Sarah, in answer, opines that it is universal for companies of any size that the core functions of a directors relates to strategy and risk oversight and that the fact remains that the future looks nothing like the past. While SMEs may not have the same resources, directors of SMEs still need to adopt a qualitative perspective (over a quantitative one), to see what these changes in technology, policy and stakeholder preferences means to one’s business. One may need to obtain expert advice on this.

  1. Q: Does the law impose strict compliance on all types of companies, by way of care and due diligence in terms of fiduciary duties, considering that, in all fairness, ESG is broad and there is no standard Malaysian ESG.

Janet, in answer, said that all types of companies, small or big, should be sustainable in the long term. At the end of the day, it is more of a risk question than a compliance question.

Sarah, implores directors to ask the right questions, that is ‘if all I ever do is presume that business will continue as usual, am I satisfying my director’s duties?”

  1. Q: As ESG is not yet law, how will the Companies Act be enforced?

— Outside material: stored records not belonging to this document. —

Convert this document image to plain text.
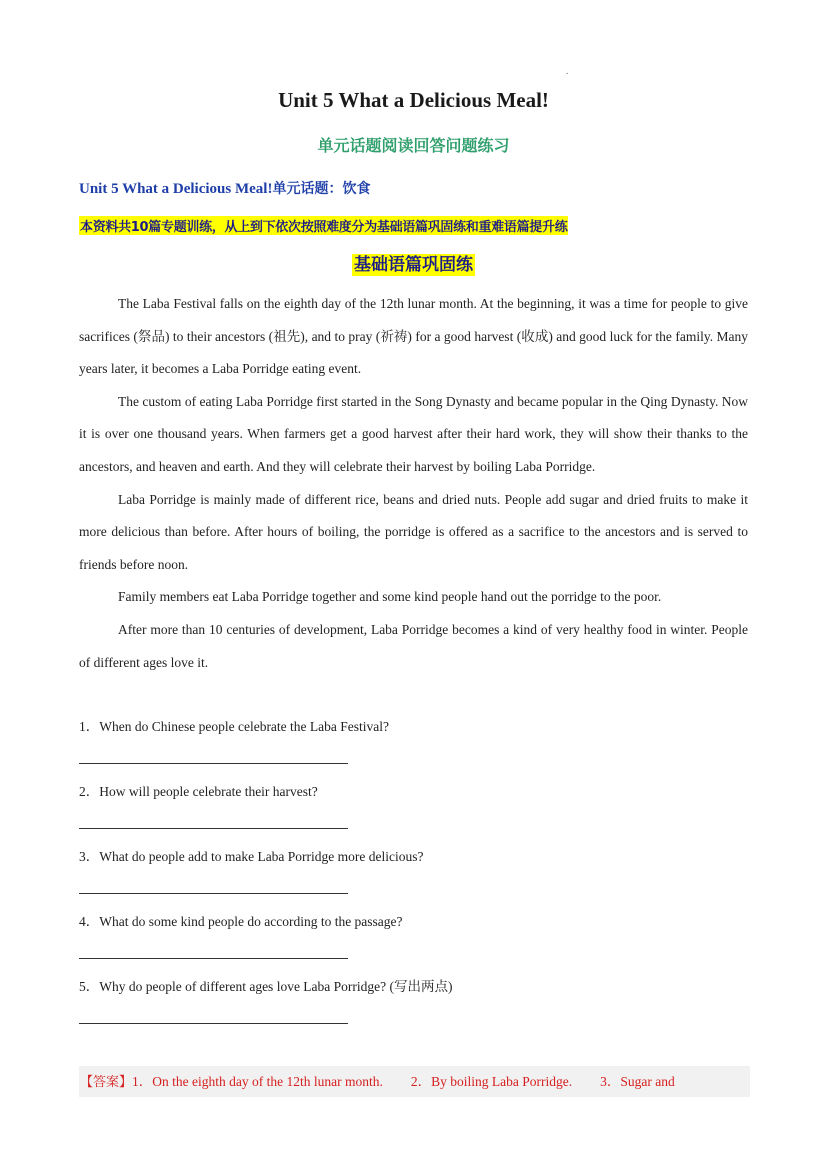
.
Unit 5 What a Delicious Meal!
单元话题阅读回答问题练习
Unit 5 What a Delicious Meal!单元话题：饮食
本资料共10篇专题训练，从上到下依次按照难度分为基础语篇巩固练和重难语篇提升练
基础语篇巩固练

The Laba Festival falls on the eighth day of the 12th lunar month. At the beginning, it was a time for people to give sacrifices (祭品) to their ancestors (祖先), and to pray (祈祷) for a good harvest (收成) and good luck for the family. Many years later, it becomes a Laba Porridge eating event.

The custom of eating Laba Porridge first started in the Song Dynasty and became popular in the Qing Dynasty. Now it is over one thousand years. When farmers get a good harvest after their hard work, they will show their thanks to the ancestors, and heaven and earth. And they will celebrate their harvest by boiling Laba Porridge.

Laba Porridge is mainly made of different rice, beans and dried nuts. People add sugar and dried fruits to make it more delicious than before. After hours of boiling, the porridge is offered as a sacrifice to the ancestors and is served to friends before noon.

Family members eat Laba Porridge together and some kind people hand out the porridge to the poor.

After more than 10 centuries of development, Laba Porridge becomes a kind of very healthy food in winter. People of different ages love it.

1．When do Chinese people celebrate the Laba Festival?
2．How will people celebrate their harvest?
3．What do people add to make Laba Porridge more delicious?
4．What do some kind people do according to the passage?
5．Why do people of different ages love Laba Porridge? (写出两点)
【答案】1．On the eighth day of the 12th lunar month. 2．By boiling Laba Porridge. 3．Sugar and
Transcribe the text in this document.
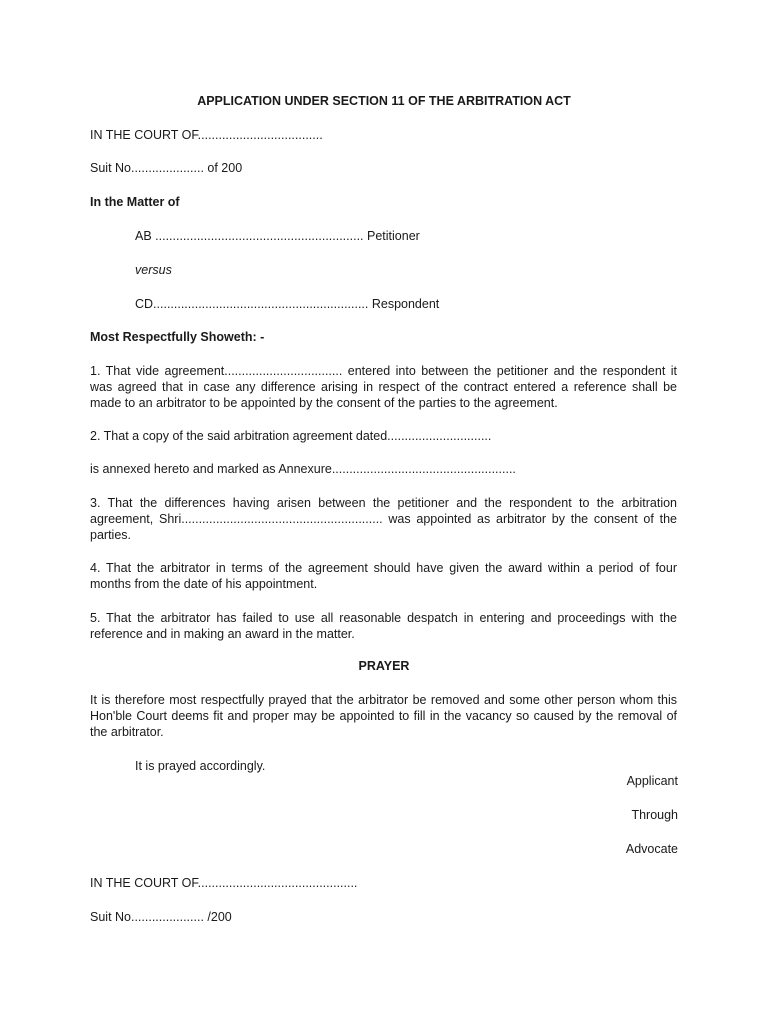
APPLICATION UNDER SECTION 11 OF THE ARBITRATION ACT
IN THE COURT OF....................................
Suit No..................... of 200
In the Matter of
AB ............................................................ Petitioner
versus
CD.............................................................. Respondent
Most Respectfully Showeth: -
1. That vide agreement.................................. entered into between the petitioner and the respondent it was agreed that in case any difference arising in respect of the contract entered a reference shall be made to an arbitrator to be appointed by the consent of the parties to the agreement.
2. That a copy of the said arbitration agreement dated..............................
is annexed hereto and marked as Annexure.....................................................
3. That the differences having arisen between the petitioner and the respondent to the arbitration agreement, Shri.......................................................... was appointed as arbitrator by the consent of the parties.
4. That the arbitrator in terms of the agreement should have given the award within a period of four months from the date of his appointment.
5. That the arbitrator has failed to use all reasonable despatch in entering and proceedings with the reference and in making an award in the matter.
PRAYER
It is therefore most respectfully prayed that the arbitrator be removed and some other person whom this Hon'ble Court deems fit and proper may be appointed to fill in the vacancy so caused by the removal of the arbitrator.
It is prayed accordingly.
Applicant
Through
Advocate
IN THE COURT OF..............................................
Suit No..................... /200
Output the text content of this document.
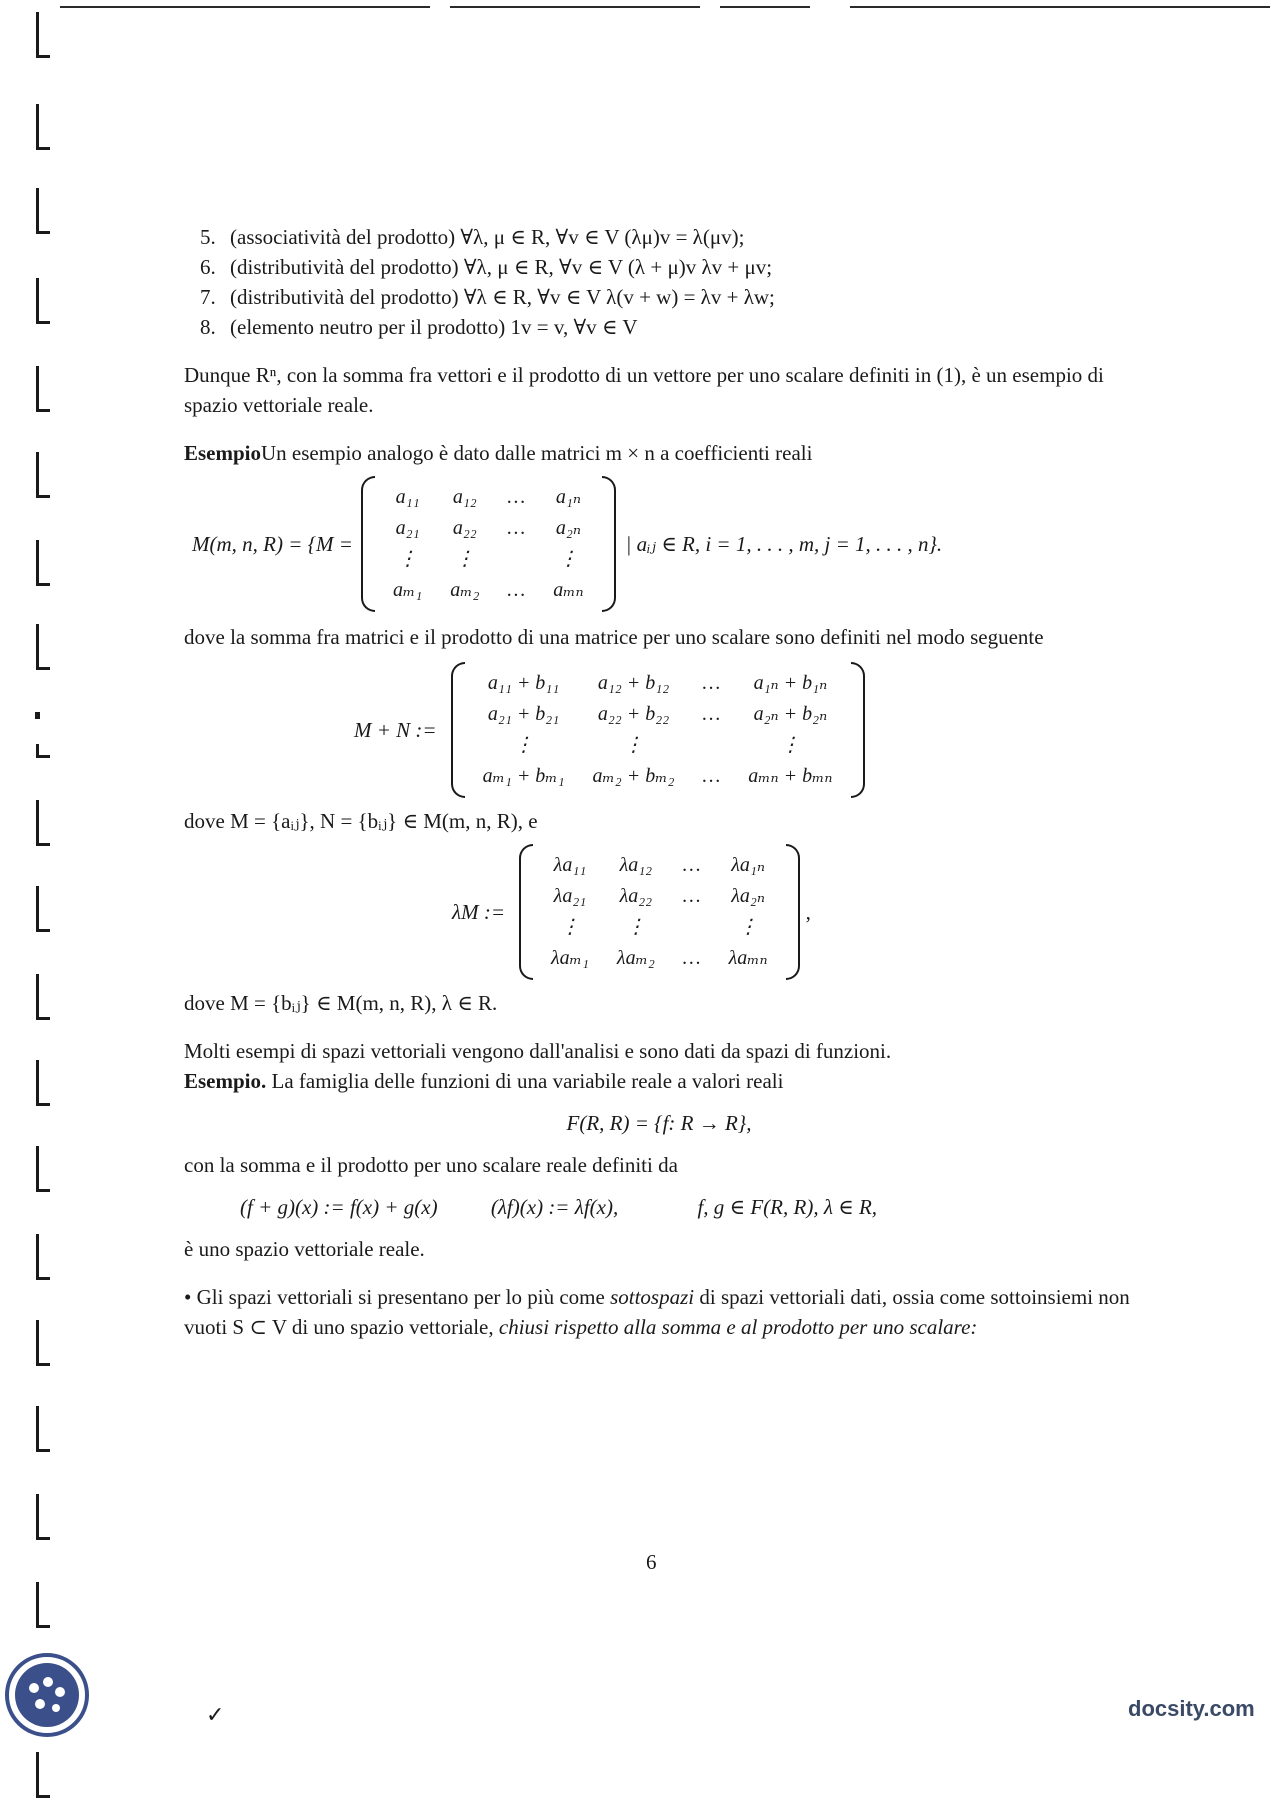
5. (associatività del prodotto) ∀λ, μ ∈ R, ∀v ∈ V (λμ)v = λ(μv);
6. (distributività del prodotto) ∀λ, μ ∈ R, ∀v ∈ V (λ + μ)v λv + μv;
7. (distributività del prodotto) ∀λ ∈ R, ∀v ∈ V λ(v + w) = λv + λw;
8. (elemento neutro per il prodotto) 1v = v, ∀v ∈ V

Dunque Rⁿ, con la somma fra vettori e il prodotto di un vettore per uno scalare definiti in (1), è un esempio di spazio vettoriale reale.

EsempioUn esempio analogo è dato dalle matrici m × n a coefficienti reali

M(m, n, R) = {M =
a₁₁	a₁₂	…	a₁ₙ
a₂₁	a₂₂	…	a₂ₙ
⋮	⋮		⋮
aₘ₁	aₘ₂	…	aₘₙ
| aᵢⱼ ∈ R, i = 1, . . . , m, j = 1, . . . , n}.

dove la somma fra matrici e il prodotto di una matrice per uno scalare sono definiti nel modo seguente

M + N :=
a₁₁ + b₁₁	a₁₂ + b₁₂	…	a₁ₙ + b₁ₙ
a₂₁ + b₂₁	a₂₂ + b₂₂	…	a₂ₙ + b₂ₙ
⋮	⋮		⋮
aₘ₁ + bₘ₁	aₘ₂ + bₘ₂	…	aₘₙ + bₘₙ

dove M = {aᵢⱼ}, N = {bᵢⱼ} ∈ M(m, n, R), e

λM :=
λa₁₁	λa₁₂	…	λa₁ₙ
λa₂₁	λa₂₂	…	λa₂ₙ
⋮	⋮		⋮
λaₘ₁	λaₘ₂	…	λaₘₙ
,

dove M = {bᵢⱼ} ∈ M(m, n, R), λ ∈ R.

Molti esempi di spazi vettoriali vengono dall'analisi e sono dati da spazi di funzioni.

Esempio. La famiglia delle funzioni di una variabile reale a valori reali

F(R, R) = {f: R → R},

con la somma e il prodotto per uno scalare reale definiti da

(f + g)(x) := f(x) + g(x)	(λf)(x) := λf(x),	f, g ∈ F(R, R), λ ∈ R,

è uno spazio vettoriale reale.

• Gli spazi vettoriali si presentano per lo più come sottospazi di spazi vettoriali dati, ossia come sottoinsiemi non vuoti S ⊂ V di uno spazio vettoriale, chiusi rispetto alla somma e al prodotto per uno scalare:

6
✓	docsity.com
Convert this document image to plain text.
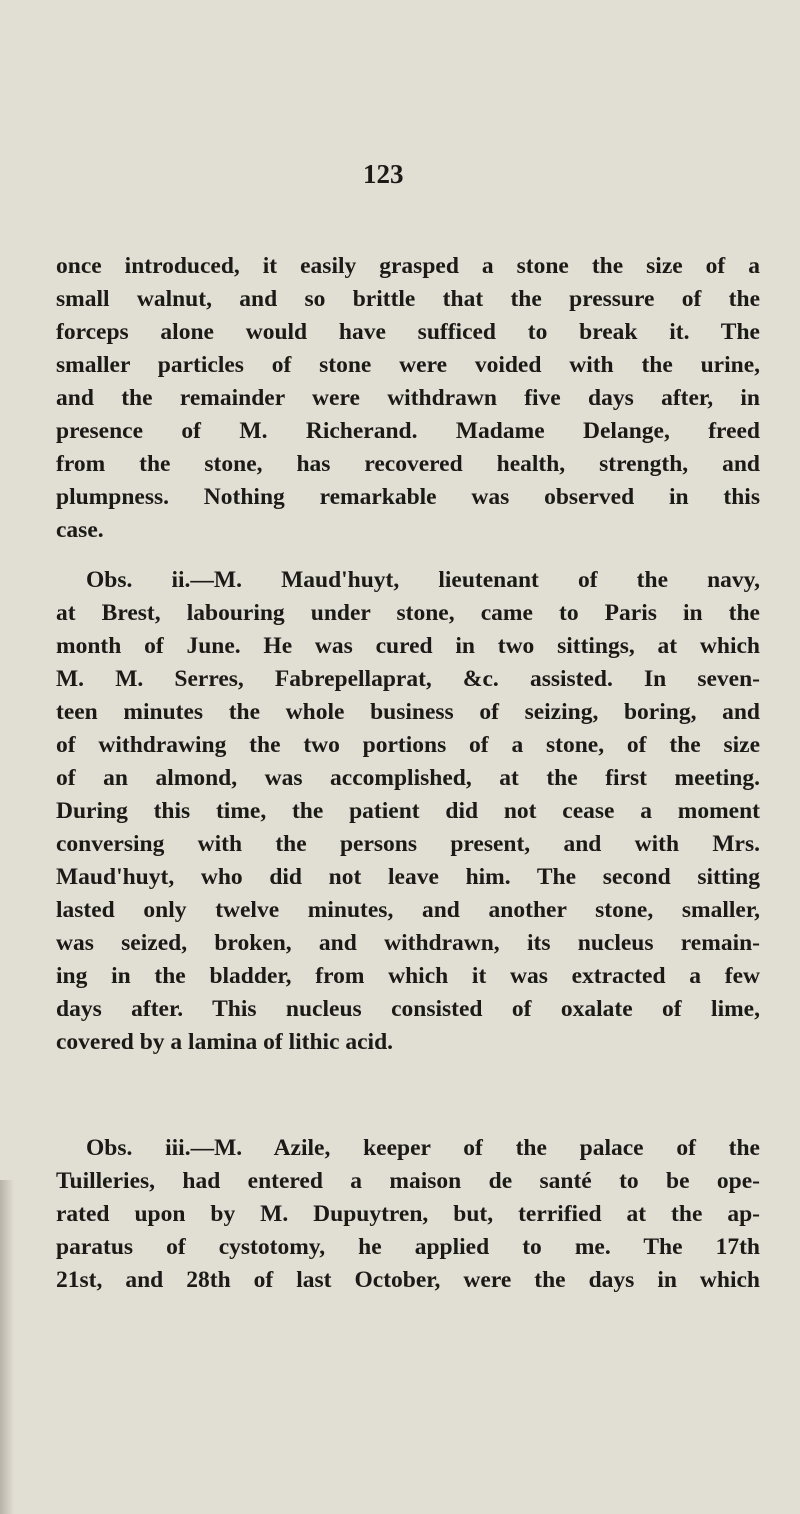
123
once introduced, it easily grasped a stone the size of a
small walnut, and so brittle that the pressure of the
forceps alone would have sufficed to break it. The
smaller particles of stone were voided with the urine,
and the remainder were withdrawn five days after, in
presence of M. Richerand. Madame Delange, freed
from the stone, has recovered health, strength, and
plumpness. Nothing remarkable was observed in this
case.
Obs. ii.—M. Maud'huyt, lieutenant of the navy,
at Brest, labouring under stone, came to Paris in the
month of June. He was cured in two sittings, at which
M. M. Serres, Fabrepellaprat, &c. assisted. In seven-
teen minutes the whole business of seizing, boring, and
of withdrawing the two portions of a stone, of the size
of an almond, was accomplished, at the first meeting.
During this time, the patient did not cease a moment
conversing with the persons present, and with Mrs.
Maud'huyt, who did not leave him. The second sitting
lasted only twelve minutes, and another stone, smaller,
was seized, broken, and withdrawn, its nucleus remain-
ing in the bladder, from which it was extracted a few
days after. This nucleus consisted of oxalate of lime,
covered by a lamina of lithic acid.
Obs. iii.—M. Azile, keeper of the palace of the
Tuilleries, had entered a maison de santé to be ope-
rated upon by M. Dupuytren, but, terrified at the ap-
paratus of cystotomy, he applied to me. The 17th
21st, and 28th of last October, were the days in which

As not all listed companies are able to comply and publish an IR report, much less, smaller business.

Janet, in answer, states that as the Companies Act encompasses director’s duties and ESG, hence, it is very much part of the legal duty of directors.

Sarah and Karina, in support, gave an example that whilst the Companies Act does not cover Covid-19, it is an incontrovertible truth irrespective of a business’ size and fault, it affects all. Hence, directors must think of resilience and repositioning to dodge the worst effects of climate change, protecting workers, supply chains, physical assets and customers.

  1. Q: Non-executive directors and members of the board play an oversight role and is not involved in the day-to-day management of a company. To actualize the climate risk agenda, is there a need for an ESG compliance risk officer or function formally set up within a company’s chart.

Janet, in answer, states that whilst it is encouraged to have a committee, non-executive directors share the important role of ensuring compliance because they are equally exposed to the risk of liability and are equally affected.

As a whole, Malaysia is heading towards the right direction as Malaysia is a full signatory of the Climate Governanceinitiative, a leading global forum for Climate Changes and that what we need now is increased education and dissemination of information regarding environmental issues to all directors and companies, extending to smaller businesses as well. One may take heed towards Karina prompts for legal counsels in advising directors to switch from a mentality of fear of infuriating shareholders due to lower short term returns to a mentality that accepts risk-taking as part of the job. In fact, failing to do so would entail being negligent in the directorship post.

[1] Tengku Dato’ Ibrahim Petra bin Tengku Idra Petra v Petra Perdana Bhd and another appeal [2018] 2 MLJ 177 [2] Senior Partner, Head of Environmental Practice and Co-Head of the ESG Practice Group at Skrine.